Nevertheless, some journalists say there is reason for hope. Alampay said he believes that the press in the Philippines is still among the freest of the region and that, despite Duterte’s personal hostile attitude and often bad behaviour, he is still accessible and willing to answer journalists’ questions.
There also have been positive developments. In late July, Duterte issued an executive order promoting access to information. Although the right is guaranteed by the Philippines’ 1987 Constitution, many citizens are not aware of their rights, Pinlac says.
The executive order is a step in the right direction, but observers say that similar legislation applying to all government bodies should be adopted to ensure the public’s access to information.
In October, Duterte also signed an administrative order creating a “Presidential Task Force on the violation of the right to life, liberty and security of members of the media”.
The Task Force is intended to provide security to those under threat and to monitor cases of killed journalists to address the prevailing impunity with which those cases have been met.
Roja Raymundo noted that, since 1986, only 17 people have been convicted in the killings of journalists who died in connection with their work.
Both her organisation and the CMFR have made recommendations to the government on improving the press freedom situation; chief among them is the creation of a multi-stakeholder quick response team, including representatives of media and civil society.

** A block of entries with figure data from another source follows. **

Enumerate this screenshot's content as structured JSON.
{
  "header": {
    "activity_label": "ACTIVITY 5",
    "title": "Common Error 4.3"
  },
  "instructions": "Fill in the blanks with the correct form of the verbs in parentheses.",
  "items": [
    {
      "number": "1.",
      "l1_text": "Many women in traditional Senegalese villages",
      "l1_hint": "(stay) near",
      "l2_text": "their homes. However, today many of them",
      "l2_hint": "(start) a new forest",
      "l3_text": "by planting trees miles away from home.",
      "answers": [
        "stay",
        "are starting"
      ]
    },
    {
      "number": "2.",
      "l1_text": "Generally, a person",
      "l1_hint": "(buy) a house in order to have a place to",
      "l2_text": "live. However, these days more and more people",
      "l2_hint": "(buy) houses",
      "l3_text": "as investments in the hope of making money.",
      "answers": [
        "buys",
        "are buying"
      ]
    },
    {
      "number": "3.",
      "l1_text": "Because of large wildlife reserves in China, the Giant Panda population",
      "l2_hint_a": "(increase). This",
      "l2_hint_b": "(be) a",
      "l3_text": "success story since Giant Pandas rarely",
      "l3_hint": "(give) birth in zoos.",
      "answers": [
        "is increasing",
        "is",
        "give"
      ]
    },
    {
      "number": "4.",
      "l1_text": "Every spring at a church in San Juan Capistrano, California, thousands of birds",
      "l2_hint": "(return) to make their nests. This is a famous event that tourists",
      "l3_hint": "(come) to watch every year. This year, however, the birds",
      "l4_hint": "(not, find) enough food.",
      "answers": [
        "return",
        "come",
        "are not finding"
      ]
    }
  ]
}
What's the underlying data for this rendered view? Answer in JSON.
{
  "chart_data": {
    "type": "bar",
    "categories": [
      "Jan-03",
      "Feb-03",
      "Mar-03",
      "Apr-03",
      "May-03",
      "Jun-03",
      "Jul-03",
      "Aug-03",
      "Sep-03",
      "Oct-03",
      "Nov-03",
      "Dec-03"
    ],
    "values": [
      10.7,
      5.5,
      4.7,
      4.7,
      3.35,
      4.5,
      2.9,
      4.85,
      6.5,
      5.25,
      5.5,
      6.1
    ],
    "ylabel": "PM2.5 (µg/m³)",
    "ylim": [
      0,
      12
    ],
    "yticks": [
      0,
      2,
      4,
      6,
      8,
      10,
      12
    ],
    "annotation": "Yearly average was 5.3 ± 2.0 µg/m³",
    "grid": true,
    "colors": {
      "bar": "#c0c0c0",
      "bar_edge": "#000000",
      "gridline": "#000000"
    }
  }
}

The groups also suggested reviewing investigation practices and rules of court that are prone to abuse.
Alampay cited a need to change a misconception of journalism in society, commenting that learning about information and media literacy should start “as soon as kids have email and access to social media”.
However, whether Duterte will manage to effectively address these pressing issues remains to be determined. Although orders on access to information and the safety of journalists spark hope, similar efforts by previous administrations were unable to end impunity and offer real safeguards for journalists.
Florence Peschke is an International Press Institute contributor.